Depuis quatre ans, j’habite un tourbillon d’écume ;
Ce livre en a jailli. Dieu dictait, j’écrivais ;

Avec son style inimitable, génial oserons-nous dire, Hugo reprend la célèbre formule de son ami Dumas – Dumas à qui il fera hommage dans l’un des poèmes des Contemplations – écrite au fronton de son journal Le Mois : « Dieu dicte et nous écrivons. »
Quant au « tourbillon d’écume » auquel il fait référence, c’est bien sûr la mort de sa fille Léopoldine, noyée dans la Seine le 4 septembre 1843 avec son mari Charles Vacquerie. Hugo père est inconsolable.

Je voulais me briser le front sur le pavé ;
Puis je me révoltais, et, par moments, terrible,
Je fixais mes regards sur cette chose horrible,
Et je n’y croyais pas, et je m’écriais : Non !
— Est-ce que Dieu permet de ces malheurs sans nom
Qui font que dans le cœur le désespoir se lève ? —
Il me semblait que tout n’était qu’un affreux rêve,
Qu’elle ne pouvait pas m’avoir ainsi quitté,
Que je l’entendais rire en la chambre à côté,
Que c’était impossible enfin qu’elle fût morte,
Et que j’allais la voir entrer par cette porte !

De son malheur naissent les plus beaux vers de la poésie française. On aurait tort, cependant, de croire le poète assez égoïste pour oublier les autres dans sa tristesse ; au contraire, en même temps qu’il pleure sa fille, Hugo défend les pauvres et les orphelins dans des poèmes parfois rageurs – « Melancholia » – où la persuasion l’emporte sur la conviction. Par ailleurs, l’auteur n’est pas dupe : il sait que des milliers, des millions peut-être de lecteurs endeuillés liront ses poèmes ; et c’est à eux qu’il s’adresse dans une préface devenue célèbre où il affirme, comme Montaigne, comme Rimbaud, l’universalité du genre humain :

Est-ce donc la vie d’un homme ? Oui, et la vie des autres hommes aussi. Nul de nous n’a l’honneur d’avoir une vie qui soit à lui. Ma vie est la vôtre, votre vie est la mienne, vous vivez ce que je vis ; la destinée est une. Prenez donc ce miroir, et regardez-vous-y. On se plaint quelquefois des écrivains qui disent moi. Parlez-nous de nous, leur crie-t-on. Hélas ! quand je vous parle de moi, je vous parle de vous. Comment ne le sentez-vous pas ? Ah ! insensé, qui crois que je ne suis pas toi !

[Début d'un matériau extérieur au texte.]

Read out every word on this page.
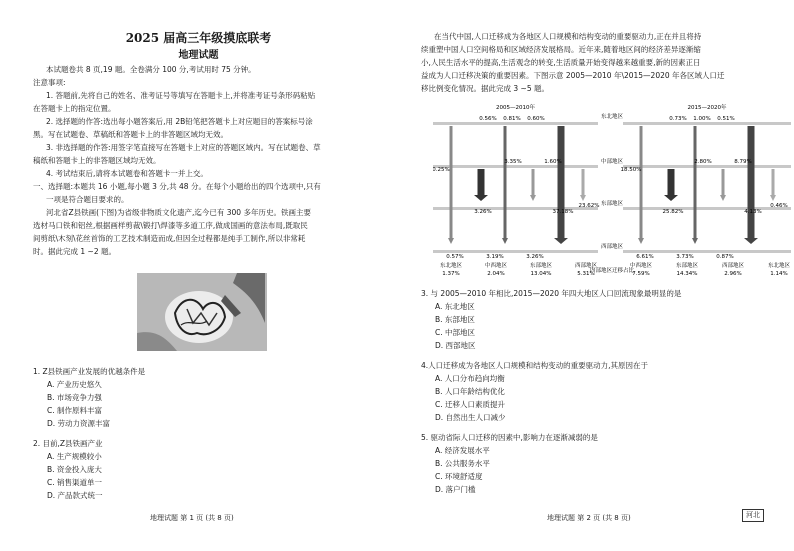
2025 届高三年级摸底联考
地理试题
本试题卷共 8 页,19 题。全卷满分 100 分,考试用时 75 分钟。
注意事项:
1. 答题前,先将自己的姓名、准考证号等填写在答题卡上,并将准考证号条形码粘贴
在答题卡上的指定位置。
2. 选择题的作答:选出每小题答案后,用 2B铅笔把答题卡上对应题目的答案标号涂
黑。写在试题卷、草稿纸和答题卡上的非答题区域均无效。
3. 非选择题的作答:用签字笔直接写在答题卡上对应的答题区域内。写在试题卷、草
稿纸和答题卡上的非答题区域均无效。
4. 考试结束后,请将本试题卷和答题卡一并上交。
一、选择题:本题共 16 小题,每小题 3 分,共 48 分。在每个小题给出的四个选项中,只有
一项是符合题目要求的。
河北省Z县铁画(下图)为省级非物质文化遗产,迄今已有 300 多年历史。铁画主要
选材马口铁和铝丝,根据画样剪裁\锻打\焊漆等多道工序,做成国画的意法布局,既取民
间剪纸\木刻\花丝首饰的工艺技术制造而成,但因全过程都是纯手工制作,所以非常耗
时。据此完成 1 ~2 题。
1. Z县铁画产业发展的优越条件是
A. 产业历史悠久
B. 市场竞争力强
C. 制作原料丰富
D. 劳动力资源丰富
2. 目前,Z县铁画产业
A. 生产规模较小
B. 资金投入庞大
C. 销售渠道单一
D. 产品款式统一
地理试题 第 1 页 (共 8 页)
在当代中国,人口迁移成为各地区人口规模和结构变动的重要驱动力,正在并且将持
续重塑中国人口空间格局和区域经济发展格局。近年来,随着地区间的经济差异逐渐缩
小,人民生活水平的提高,生活观念的转变,生活质量开始变得越来越重要,新的因素正日
益成为人口迁移决策的重要因素。下图示意 2005—2010 年\2015—2020 年各区域人口迁
移比例变化情况。据此完成 3 ~5 题。
3. 与 2005—2010 年相比,2015—2020 年四大地区人口回流现象最明显的是
A. 东北地区
B. 东部地区
C. 中部地区
D. 西部地区
4.人口迁移成为各地区人口规模和结构变动的重要驱动力,其原因在于
A. 人口分布趋向均衡
B. 人口年龄结构优化
C. 迁移人口素质提升
D. 自然出生人口减少
5. 驱动省际人口迁移的因素中,影响力在逐渐减弱的是
A. 经济发展水平
B. 公共服务水平
C. 环境舒适度
D. 落户门槛
地理试题 第 2 页 (共 8 页)	河北
东北地区
中部地区
东部地区
西部地区
2005—2010年
0.56% 0.81% 0.60%
3.35%	1.60%
0.25%
3.26%	37.18%
23.62%
0.57%	3.19%	3.26%
东北地区
1.37%
中西地区
2.04%
东部地区
13.04%
西部地区
5.31%
2015—2020年
0.73% 1.00% 0.51%
2.80%	8.79%
18.50%
25.82%	4.13%
0.46%
6.61%	3.73%	0.87%
中西地区
7.59%
东部地区
14.34%
西部地区
2.96%
东北地区
1.14%
内部地区迁移占比
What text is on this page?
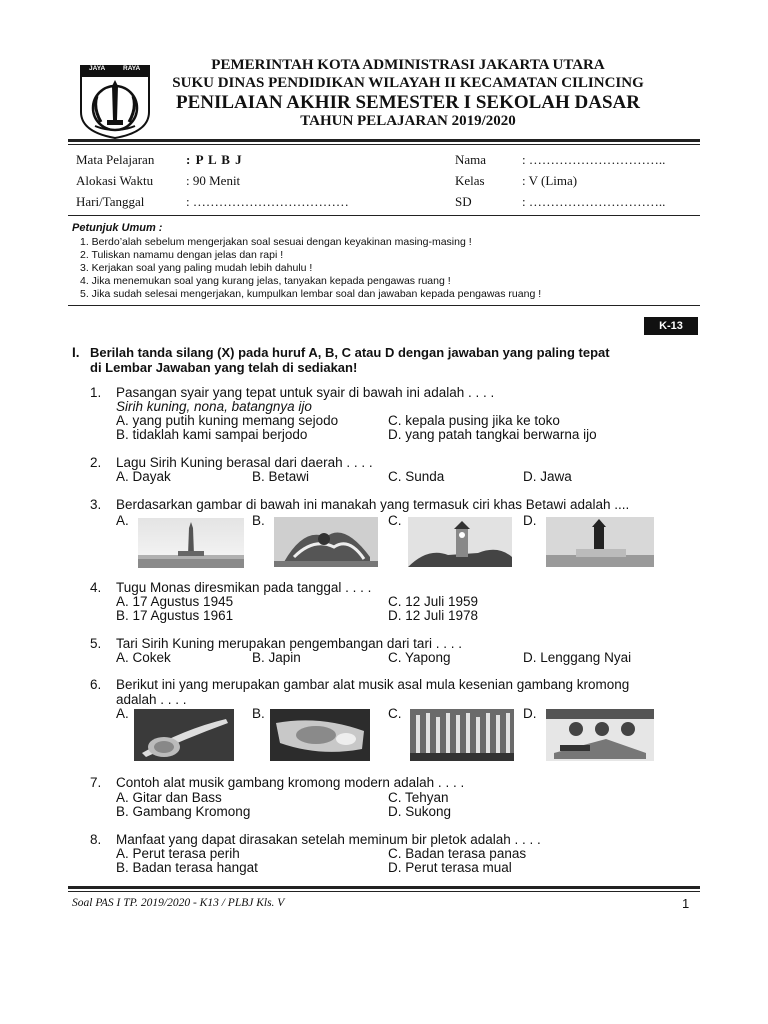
JAYA	RAYA	PEMERINTAH KOTA ADMINISTRASI JAKARTA UTARA
SUKU DINAS PENDIDIKAN WILAYAH II KECAMATAN CILINCING
PENILAIAN AKHIR SEMESTER I SEKOLAH DASAR
TAHUN PELAJARAN 2019/2020
Mata Pelajaran : P L B J
Alokasi Waktu	: 90 Menit
Hari/Tanggal	: ………………………………
Nama	: …………………………..
Kelas	: V (Lima)
SD	: …………………………..
Petunjuk Umum :
1. Berdo’alah sebelum mengerjakan soal sesuai dengan keyakinan masing-masing !
2. Tuliskan namamu dengan jelas dan rapi !
3. Kerjakan soal yang paling mudah lebih dahulu !
4. Jika menemukan soal yang kurang jelas, tanyakan kepada pengawas ruang !
5. Jika sudah selesai mengerjakan, kumpulkan lembar soal dan jawaban kepada pengawas ruang !
K-13
I. Berilah tanda silang (X) pada huruf A, B, C atau D dengan jawaban yang paling tepat
di Lembar Jawaban yang telah di sediakan!
1. Pasangan syair yang tepat untuk syair di bawah ini adalah . . . .
Sirih kuning, nona, batangnya ijo
A. yang putih kuning memang sejodo
B. tidaklah kami sampai berjodo
C. kepala pusing jika ke toko
D. yang patah tangkai berwarna ijo
2. Lagu Sirih Kuning berasal dari daerah . . . .
A. Dayak	B. Betawi	C. Sunda	D. Jawa
3. Berdasarkan gambar di bawah ini manakah yang termasuk ciri khas Betawi adalah ....
A.	B.	C.	D.
4. Tugu Monas diresmikan pada tanggal . . . .
A. 17 Agustus 1945
B. 17 Agustus 1961
C. 12 Juli 1959
D. 12 Juli 1978
5. Tari Sirih Kuning merupakan pengembangan dari tari . . . .
A. Cokek	B. Japin	C. Yapong	D. Lenggang Nyai
6. Berikut ini yang merupakan gambar alat musik asal mula kesenian gambang kromong
adalah . . . .
A.	B.	C.	D.
7. Contoh alat musik gambang kromong modern adalah . . . .
A. Gitar dan Bass
B. Gambang Kromong
C. Tehyan
D. Sukong
8. Manfaat yang dapat dirasakan setelah meminum bir pletok adalah . . . .
A. Perut terasa perih
B. Badan terasa hangat
C. Badan terasa panas
D. Perut terasa mual
Soal PAS I TP. 2019/2020 - K13 / PLBJ Kls. V	1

Comme tout être humain Hugo a connu des joies, des souffrances et a côtoyé de près cette misère contre laquelle il a toujours lutté.

1. Les joies

On aurait tort de confondre les Contemplations avec le « Pauca Meae », le livre le plus sombre, le plus impressionnant du recueil – mais aussi le plus court. Toute la première partie, « Autrefois », est en effet consacrée à la vie du poète avant le drame lié à sa fille. Et, ne serait-ce que par effet de contraste, cette première partie semble légère et gaie. Dans « Le poète s’en va dans les champs », par exemple, Hugo, Ronsard du dix-neuvième, chante la nature vivante et printanière :

Le poëte s’en va dans les champs ; il admire,
Il adore ; il écoute en lui-même une lyre ;
Et le voyant venir, les fleurs, toutes les fleurs,
Celles qui des rubis font pâlir les couleurs,
Celles qui des paons même éclipseraient les queues,
Les petites fleurs d’or, les petites fleurs bleues,
Prennent, pour l’accueillir agitant leurs bouquets,
De petits airs penchés ou de grands airs coquets,
Et, familièrement, car cela sied aux belles :
— Tiens ! c’est notre amoureux qui passe ! disent-elles.
Et, pleins de jour et d’ombre et de confuses voix,
Les grands arbres profonds qui vivent dans les bois,
Tous ces vieillards, les ifs, les tilleuls, les érables,
Les saules tout ridés, les chênes vénérables,
L’orme au branchage noir, de mousse appesanti,
Comme les ulémas quand paraît le muphti,
Lui font de grands saluts et courbent jusqu’à terre
Leurs têtes de feuillée et leurs barbes de lierre,
Contemplent de son front la sereine lueur,
Et murmurent tout bas : C’est lui ! c’est le rêveur !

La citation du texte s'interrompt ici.